Pero Ezequiel me informó, para mi desgracia, que hacía mucho que Massud había abandonado nuestro reino, tal vez para dirigirse hacia la capital del Sultanato, en el mar interior. ¿Quién podría saber su destino tras la larga guerra que nos había azotado? Sin embargo, no me quedaba otro curso de acción. Vendí todo lo que tenía y tras despedirme de mi madre en el valle, partí hacia lo que había sido el centro de nuestra civilización. ¿Qué contar de aquel viaje que duró desde entonces hasta ahora? Tal vez ya he alargado demasiado toda esta introducción, a fin de cuentas, no he empezado este diario para contar mi historia, sino para anotar cualquier cosa que pueda servirme o, si no, al menos servir al que pueda venir tras de mí para encontrar una cura a nuestro mal. Cura que debería estar al alcance de mi mano pero que se me está negando de forma injustificada. Sin embargo, he sentido que no este diario estaría incompleto sin el comienzo y la justificación de todo, que no es otra cosa que mi vida.

Pero, ¿también debería incluir el largo periplo desde Balidram hasta donde ahora me encuentro? ¿Para describir el qué? Lo que está pasando a buen seguro que será de sobras conocido por los que vengan detrás de mí. ¿Para qué entonces rellenar aún más páginas con las penurias que asolan mi tiempo? ¿Habría de contar las ciudades desgarradas por la guerra, de las que tan sólo quedan casas quemadas y llantos? ¿Habría de contar sobre cómo he visto salir a viejos esqueletos de sus tumbas arcaicas y atacar a los vivos? ¿Habría de contar de cómo la desesperación de los sacerdotes no sólo ha caído sobre aquellos que yo conocía en sus montañas sino también sobre los que habitan entre rebaños de ovejas en las praderas de Dacca o entre los que antaño apaciguaban a las multitudes en las prósperas riberas del mar interior? ¿Habría de contar cómo he visto a multitudes enfurecidas culpar a los antiguos nobles ahora vencidos de haber traído el infierno a la tierra? ¿O de cómo he visto a los sacerdotes culpar a las multitudes de pecadores por lo mismo? ¿O a los magos? ¿O a los khines? ¿O incluso a los hakines por practicar la curación sin la mediación de Dios?

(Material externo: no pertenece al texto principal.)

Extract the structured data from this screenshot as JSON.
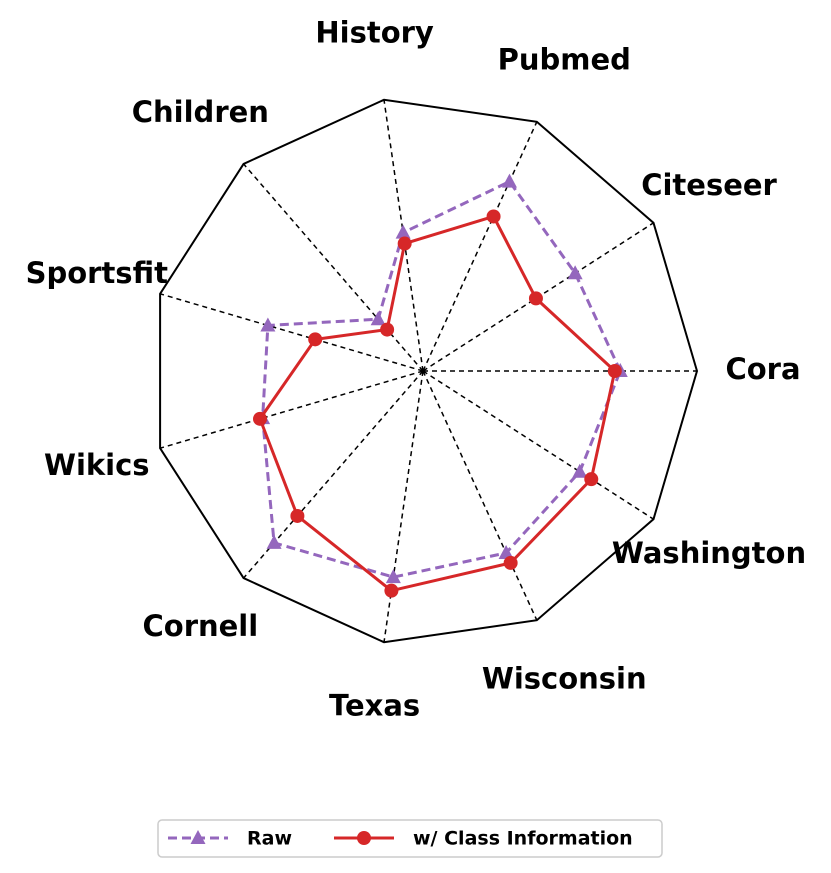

Yo creo que no. No voy a ensombrecer aún más mi relato contando los detalles de todas estas cosas que a buen seguro ya sabrá el lector que lo lea. Baste con saber la parte final, que finalmente encontré a Massud en el lugar más inesperado, más allá de la ciudad de Al’Ossi, en un pueblo no pequeño, pero no grande, olvidado por todos, en un lugar que ni es el desierto ni las colinas, ni del Califato de Al Jorath, ni del derrotado Califato de Akalime. Aquí, en un pueblo, mitad arena, mitad colinas nevadas, se encuentra el único hakin que ha logrado vencer a mi enfermedad. Viejo, pero aún vivo. Y terco, sobre todo terco. Me presenté, le rogué, y ha decidido ignorarme. Pero ya no tengo ni tiempo ni lugar a dónde ir, así que aquí me quedo y quiera o no, le voy a sacar todos y cada uno de sus secretos.

Así que aquí empieza este cuaderno de campo, en el que no se anotarán nuevas especies vegetales, ni estudios de campo, ni experimentos de laboratorio. Aquí sólo habrá un espécimen que será estudiado, el Viejo Massud al que pienso extraer todo el conocimiento, quiera o no.